Car industry body the Society of Motor Manufacturers and Traders has come out strongly against the government’s zero emission vehicle mandate, saying that the whole thing needs to be rethought. 

In an unprecedented statement of dissatisfaction with the current regulatory framework that’s been imposed on the carmakers (having to sell electric cars), the association that represents the UK car industry is calling for the government to reassess the whole thing. 

The SMMT is keen to emphasise that the car industry is still committed to net zero, it just doesn’t want to have to suffer to get there. 

It says that despite the UK having one of the largest EV shares of any major European market, and consumers ‘enjoying a massive choice of more than 160 BEV models’, the country is still lagging behind its own commitments to ramping up EV sales. In 2025 EVs accounted for 23.4% of new car registrations, below the 28% requirement by the ZEV mandate.
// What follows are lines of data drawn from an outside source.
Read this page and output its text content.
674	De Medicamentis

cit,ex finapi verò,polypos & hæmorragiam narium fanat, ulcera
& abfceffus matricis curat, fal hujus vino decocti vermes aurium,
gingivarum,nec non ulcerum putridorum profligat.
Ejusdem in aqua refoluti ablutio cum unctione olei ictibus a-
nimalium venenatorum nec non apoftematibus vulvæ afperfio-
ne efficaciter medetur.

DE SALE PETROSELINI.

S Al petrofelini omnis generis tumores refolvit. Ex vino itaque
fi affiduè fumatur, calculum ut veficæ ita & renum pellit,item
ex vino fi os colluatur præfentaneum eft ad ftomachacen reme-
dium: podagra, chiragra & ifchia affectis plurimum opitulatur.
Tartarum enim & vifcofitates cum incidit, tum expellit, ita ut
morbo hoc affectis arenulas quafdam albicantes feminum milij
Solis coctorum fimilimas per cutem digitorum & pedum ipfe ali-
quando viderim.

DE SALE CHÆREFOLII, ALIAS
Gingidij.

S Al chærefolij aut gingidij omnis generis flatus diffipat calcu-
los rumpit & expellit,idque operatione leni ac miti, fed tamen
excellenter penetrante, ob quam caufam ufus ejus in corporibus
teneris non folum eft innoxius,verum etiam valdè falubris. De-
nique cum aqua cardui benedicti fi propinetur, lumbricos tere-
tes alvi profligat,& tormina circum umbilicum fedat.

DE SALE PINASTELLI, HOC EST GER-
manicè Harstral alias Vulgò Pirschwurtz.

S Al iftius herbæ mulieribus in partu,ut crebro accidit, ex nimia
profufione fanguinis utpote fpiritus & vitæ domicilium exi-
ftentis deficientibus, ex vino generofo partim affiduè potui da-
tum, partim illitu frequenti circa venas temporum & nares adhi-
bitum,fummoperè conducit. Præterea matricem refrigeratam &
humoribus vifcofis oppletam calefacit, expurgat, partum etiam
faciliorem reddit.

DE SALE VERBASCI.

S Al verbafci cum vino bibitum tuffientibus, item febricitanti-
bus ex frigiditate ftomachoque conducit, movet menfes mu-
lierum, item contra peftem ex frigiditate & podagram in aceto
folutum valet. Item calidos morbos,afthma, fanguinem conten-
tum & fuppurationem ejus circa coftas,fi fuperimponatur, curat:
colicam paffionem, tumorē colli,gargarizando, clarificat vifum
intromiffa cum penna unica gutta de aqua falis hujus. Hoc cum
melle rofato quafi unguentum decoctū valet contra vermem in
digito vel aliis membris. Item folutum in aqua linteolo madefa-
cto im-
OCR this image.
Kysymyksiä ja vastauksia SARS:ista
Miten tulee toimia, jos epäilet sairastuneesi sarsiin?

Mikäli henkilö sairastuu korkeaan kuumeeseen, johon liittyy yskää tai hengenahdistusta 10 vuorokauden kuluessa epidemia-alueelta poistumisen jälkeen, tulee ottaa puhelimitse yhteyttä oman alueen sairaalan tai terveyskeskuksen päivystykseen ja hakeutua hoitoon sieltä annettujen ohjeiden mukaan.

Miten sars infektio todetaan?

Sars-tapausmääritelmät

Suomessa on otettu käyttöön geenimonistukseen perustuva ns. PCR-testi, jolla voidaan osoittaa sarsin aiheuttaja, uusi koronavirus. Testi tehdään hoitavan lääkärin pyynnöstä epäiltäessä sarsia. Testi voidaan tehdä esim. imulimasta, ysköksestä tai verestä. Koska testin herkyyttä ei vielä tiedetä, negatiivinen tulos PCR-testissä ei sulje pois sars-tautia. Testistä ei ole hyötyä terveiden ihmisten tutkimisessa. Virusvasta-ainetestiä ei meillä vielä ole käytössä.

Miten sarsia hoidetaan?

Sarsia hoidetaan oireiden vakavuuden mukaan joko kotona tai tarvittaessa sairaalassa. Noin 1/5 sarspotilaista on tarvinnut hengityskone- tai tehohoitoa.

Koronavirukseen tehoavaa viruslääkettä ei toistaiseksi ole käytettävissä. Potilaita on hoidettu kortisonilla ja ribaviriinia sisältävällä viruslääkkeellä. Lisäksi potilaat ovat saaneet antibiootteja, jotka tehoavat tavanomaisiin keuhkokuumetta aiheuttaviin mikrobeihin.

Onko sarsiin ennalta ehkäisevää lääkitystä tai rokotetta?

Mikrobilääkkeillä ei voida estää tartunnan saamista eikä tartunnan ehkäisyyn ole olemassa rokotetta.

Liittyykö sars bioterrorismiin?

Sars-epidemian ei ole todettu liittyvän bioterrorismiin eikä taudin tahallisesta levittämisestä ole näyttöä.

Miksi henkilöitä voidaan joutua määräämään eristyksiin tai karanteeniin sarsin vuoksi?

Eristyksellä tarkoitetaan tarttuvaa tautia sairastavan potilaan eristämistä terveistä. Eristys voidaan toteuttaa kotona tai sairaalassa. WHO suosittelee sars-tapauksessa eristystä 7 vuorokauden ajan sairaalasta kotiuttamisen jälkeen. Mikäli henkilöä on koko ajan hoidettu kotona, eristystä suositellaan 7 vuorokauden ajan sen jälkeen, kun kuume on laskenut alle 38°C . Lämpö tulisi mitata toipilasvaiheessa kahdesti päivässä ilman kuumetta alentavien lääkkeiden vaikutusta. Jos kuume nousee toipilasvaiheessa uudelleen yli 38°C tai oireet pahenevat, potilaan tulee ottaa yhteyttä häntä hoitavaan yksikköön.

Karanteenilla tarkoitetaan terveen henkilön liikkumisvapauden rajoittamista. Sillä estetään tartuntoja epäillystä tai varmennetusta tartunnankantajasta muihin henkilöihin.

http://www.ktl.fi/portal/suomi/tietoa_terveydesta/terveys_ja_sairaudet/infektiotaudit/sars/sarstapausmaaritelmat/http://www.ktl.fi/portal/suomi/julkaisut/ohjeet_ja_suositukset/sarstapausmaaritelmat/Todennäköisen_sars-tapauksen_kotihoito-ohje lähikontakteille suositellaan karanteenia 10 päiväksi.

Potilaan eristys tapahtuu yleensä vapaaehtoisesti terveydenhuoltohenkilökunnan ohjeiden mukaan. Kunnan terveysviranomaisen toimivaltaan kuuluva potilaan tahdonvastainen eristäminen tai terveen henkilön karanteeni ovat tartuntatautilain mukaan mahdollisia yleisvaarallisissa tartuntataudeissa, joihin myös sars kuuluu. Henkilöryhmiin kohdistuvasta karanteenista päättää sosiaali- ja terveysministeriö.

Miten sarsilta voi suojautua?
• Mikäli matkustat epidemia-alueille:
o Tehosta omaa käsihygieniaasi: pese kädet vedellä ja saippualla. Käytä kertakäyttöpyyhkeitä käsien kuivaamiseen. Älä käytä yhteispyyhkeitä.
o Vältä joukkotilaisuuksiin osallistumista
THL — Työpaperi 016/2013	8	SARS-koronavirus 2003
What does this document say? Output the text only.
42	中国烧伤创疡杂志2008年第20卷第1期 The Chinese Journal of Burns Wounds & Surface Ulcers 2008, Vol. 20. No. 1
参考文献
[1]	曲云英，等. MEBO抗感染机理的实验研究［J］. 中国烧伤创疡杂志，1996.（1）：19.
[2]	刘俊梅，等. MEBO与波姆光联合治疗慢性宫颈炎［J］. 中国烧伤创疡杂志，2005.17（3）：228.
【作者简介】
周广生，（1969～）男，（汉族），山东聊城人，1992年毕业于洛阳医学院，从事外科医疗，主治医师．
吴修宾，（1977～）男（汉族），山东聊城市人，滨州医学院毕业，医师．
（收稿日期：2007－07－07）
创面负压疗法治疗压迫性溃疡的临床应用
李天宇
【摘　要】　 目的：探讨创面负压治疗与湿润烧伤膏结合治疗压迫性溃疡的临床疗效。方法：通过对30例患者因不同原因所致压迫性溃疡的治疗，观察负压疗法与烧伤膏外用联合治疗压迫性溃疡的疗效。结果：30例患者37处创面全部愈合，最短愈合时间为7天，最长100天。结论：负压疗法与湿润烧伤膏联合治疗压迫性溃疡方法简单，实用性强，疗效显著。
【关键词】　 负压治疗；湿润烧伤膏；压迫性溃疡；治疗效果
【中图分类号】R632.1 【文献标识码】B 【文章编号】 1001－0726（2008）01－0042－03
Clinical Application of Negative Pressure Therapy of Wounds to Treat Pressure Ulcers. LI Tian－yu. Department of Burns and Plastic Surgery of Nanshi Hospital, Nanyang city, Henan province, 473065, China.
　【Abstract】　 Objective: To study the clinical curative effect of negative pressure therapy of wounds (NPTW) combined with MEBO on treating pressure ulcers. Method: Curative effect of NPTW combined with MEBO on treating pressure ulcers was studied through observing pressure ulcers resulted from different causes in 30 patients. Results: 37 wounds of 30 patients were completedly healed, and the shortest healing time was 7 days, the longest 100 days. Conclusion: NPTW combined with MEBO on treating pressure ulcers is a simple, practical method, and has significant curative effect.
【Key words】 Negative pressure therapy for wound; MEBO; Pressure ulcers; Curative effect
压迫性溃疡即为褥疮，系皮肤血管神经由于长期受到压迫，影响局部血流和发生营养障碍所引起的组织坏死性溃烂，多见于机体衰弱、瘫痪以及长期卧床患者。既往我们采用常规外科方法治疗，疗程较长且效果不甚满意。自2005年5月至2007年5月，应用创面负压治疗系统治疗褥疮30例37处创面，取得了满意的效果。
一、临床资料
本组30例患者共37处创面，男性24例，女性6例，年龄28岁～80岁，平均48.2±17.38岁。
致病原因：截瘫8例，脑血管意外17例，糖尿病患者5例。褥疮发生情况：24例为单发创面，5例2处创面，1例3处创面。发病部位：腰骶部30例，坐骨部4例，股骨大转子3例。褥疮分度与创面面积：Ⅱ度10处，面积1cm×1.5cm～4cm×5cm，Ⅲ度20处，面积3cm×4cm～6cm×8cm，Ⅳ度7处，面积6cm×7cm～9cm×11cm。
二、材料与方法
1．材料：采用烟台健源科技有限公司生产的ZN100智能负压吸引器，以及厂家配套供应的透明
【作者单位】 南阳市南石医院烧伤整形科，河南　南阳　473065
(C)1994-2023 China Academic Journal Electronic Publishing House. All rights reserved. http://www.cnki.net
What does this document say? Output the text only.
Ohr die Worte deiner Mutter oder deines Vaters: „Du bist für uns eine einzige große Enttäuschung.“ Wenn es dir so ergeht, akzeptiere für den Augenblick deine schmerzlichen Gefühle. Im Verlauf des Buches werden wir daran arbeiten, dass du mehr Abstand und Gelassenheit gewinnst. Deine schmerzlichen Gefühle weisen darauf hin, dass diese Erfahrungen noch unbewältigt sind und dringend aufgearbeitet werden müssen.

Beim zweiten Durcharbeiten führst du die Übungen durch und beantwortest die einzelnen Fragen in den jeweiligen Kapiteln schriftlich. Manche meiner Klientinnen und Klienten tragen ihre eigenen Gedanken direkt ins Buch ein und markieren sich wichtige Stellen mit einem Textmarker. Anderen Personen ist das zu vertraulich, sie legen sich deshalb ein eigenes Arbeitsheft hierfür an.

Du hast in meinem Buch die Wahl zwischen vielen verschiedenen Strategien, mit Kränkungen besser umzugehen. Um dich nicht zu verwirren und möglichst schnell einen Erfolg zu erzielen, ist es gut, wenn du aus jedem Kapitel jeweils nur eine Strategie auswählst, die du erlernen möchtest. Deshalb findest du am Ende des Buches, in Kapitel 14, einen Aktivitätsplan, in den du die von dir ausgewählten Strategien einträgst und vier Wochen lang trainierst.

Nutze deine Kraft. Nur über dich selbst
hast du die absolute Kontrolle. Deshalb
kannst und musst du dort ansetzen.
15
According to the SMMT the assumptions that were made when predicting the uptake of electric vehicles were all wrong and need to be worked out again, the charging infrastructure requirements haven’t kept space with sales, battery costs are 30% higher than anyone predicted and the geopolitical landscape has shifted. 

The extraordinary intervention came at the beginning of the SMMT’s ‘Electrified’ conference, where it celebrates the latest in zero emission developments, though you’d have to imagine a slightly muted atmosphere in the context of the UK car industry’s latest complaints. 

SMMT chief executive Mike Hawes called for an ‘urgent review’ of the car industry’s zero emission obligations. “A landscape which once looked solid has turned out to be quicksand. Recognising the world of 2026 is not the one envisaged five years ago is not a retreat from ambition; it is a necessary step to achieving it. We need an urgent review that reflects today’s realities, that delivers decarbonisation not deindustrialisation and offers consumers the choice they have always expected.”